Not a real university programme?

September 14, 2009

In the late 1990s a number of commentators got all hot and bothered about the decision by Thames Valley University in England to introduce a degree course on ‘kite flying’. According to some, this proved that the former Polytechnic of West London should never have become a university; and there were even some who insinuated that a Vice-Chancellor with an earring and a ponytail (which is what Mike Fitzgerald, then the Head of the university, sported) could not lead a reputable institution. In fact, not very long afterwards, the UK’s Quality Assurance Agency produced a damning report on the university, as a result of which Mike Fitzgerald stepped down and a new emergency management team was brought in.

Now the Sunday Times newspaper has pointed out that a number of UK universities run programmes that might, depending on who is making the comments, not be seen as serious university courses. The list includes a programme in Golf Management Studies offered by the University of Birmingham, Brewing and Distilling offered by Heriot-Watt University, and Surf Science and Technology offered by the University of Plymouth. Get ready, you might think, for the latest onslaught on university standards and cries of dumbing down. But actually, no. The article reports that the graduates of many of these programmes find employment more easily than those of, say, traditional humanities programmes in traditional universities. And there also are the UK Conservatives, arguing that such vocation-specific courses are what many punters now want and the state needs.

There are two issues here: the question of how vocational we should allow university programmes to be; and whether programmes that are as specific as these, and whose subject matter seems so trivial (as some may argue), are of any value. Or is there another, bigger question: whether the traditional university that teaches its programmes in the context of ‘disciplines’, set apart from the vocational world in which these might be translated into use, is now out of date?

It would seem to me that every university programme, however applied or abstract it might be, must pass a test of intellectual and academic rigour. The serious criticisms in the late 1990s of Thames Valley University had little to do with its programmes on kite flying, rock music and curry making (which all existed there), and were more about the chaotic management of the university’s ‘new learning environment’. Two of the more recent programmes mentioned above are offered by pre-1992 (‘old’) universities, so that an association between such offerings and ex-polytechnics is unjustified.
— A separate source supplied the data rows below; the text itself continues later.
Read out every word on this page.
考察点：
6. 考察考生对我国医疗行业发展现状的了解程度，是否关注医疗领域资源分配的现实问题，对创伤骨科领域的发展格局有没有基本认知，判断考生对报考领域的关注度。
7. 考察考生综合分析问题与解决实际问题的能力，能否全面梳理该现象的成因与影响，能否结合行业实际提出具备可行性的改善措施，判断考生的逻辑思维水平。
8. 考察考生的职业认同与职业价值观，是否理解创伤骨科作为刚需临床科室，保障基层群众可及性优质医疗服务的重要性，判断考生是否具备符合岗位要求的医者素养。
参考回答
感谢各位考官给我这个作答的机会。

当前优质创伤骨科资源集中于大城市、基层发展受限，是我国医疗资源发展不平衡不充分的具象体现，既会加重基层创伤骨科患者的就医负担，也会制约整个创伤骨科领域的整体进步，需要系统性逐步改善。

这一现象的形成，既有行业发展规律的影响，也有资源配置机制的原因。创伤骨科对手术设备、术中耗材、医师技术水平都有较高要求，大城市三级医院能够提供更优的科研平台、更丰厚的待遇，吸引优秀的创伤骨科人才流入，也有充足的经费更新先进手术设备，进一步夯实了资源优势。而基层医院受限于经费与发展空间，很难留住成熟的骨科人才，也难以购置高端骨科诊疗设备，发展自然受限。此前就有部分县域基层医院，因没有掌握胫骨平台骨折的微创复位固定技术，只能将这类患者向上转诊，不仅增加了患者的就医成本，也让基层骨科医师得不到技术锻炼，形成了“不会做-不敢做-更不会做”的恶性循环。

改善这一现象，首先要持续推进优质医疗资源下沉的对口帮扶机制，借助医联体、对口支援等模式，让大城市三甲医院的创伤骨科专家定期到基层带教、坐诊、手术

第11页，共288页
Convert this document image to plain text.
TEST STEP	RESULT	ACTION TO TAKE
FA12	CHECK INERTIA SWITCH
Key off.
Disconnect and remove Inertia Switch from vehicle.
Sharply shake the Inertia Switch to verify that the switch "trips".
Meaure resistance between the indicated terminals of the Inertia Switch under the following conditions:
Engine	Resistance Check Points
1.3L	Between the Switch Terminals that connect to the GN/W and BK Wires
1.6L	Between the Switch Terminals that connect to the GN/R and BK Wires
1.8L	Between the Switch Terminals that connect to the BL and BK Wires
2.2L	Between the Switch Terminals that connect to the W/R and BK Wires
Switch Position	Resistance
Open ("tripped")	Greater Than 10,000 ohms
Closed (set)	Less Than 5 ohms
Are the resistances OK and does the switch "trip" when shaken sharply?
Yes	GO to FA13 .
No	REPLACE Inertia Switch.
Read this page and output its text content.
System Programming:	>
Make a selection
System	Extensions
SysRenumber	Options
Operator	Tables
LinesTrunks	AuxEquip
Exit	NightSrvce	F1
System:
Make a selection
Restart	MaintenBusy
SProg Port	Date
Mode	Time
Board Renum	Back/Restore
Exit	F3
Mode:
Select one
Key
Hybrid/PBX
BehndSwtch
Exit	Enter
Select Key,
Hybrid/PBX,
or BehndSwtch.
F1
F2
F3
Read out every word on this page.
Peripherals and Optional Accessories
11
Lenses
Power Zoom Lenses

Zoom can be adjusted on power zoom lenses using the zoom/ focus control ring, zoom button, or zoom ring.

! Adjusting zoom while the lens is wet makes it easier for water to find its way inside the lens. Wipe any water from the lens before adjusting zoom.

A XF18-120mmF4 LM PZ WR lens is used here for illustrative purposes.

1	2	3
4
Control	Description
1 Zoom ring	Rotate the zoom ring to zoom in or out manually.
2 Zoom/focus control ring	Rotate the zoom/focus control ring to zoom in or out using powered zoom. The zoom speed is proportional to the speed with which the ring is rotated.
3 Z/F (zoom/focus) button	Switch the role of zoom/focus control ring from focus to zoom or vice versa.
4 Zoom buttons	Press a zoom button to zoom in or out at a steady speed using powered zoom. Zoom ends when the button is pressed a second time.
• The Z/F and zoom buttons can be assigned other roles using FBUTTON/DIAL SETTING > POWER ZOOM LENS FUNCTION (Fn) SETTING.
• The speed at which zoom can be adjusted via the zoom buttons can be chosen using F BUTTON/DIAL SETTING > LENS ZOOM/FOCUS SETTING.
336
I don’t, to be honest, have the answers to these questions, but I suspect they raise for us an issue about how we identify universities and what activities in such institutions are appropriate. It seems to me to be right that there should be some diversity in the system, and that not all universities should aim for the same pattern of programmes. But that may not mean that there is no limit to the subject matter that constitutes appropriate material for university programmes. Or does it?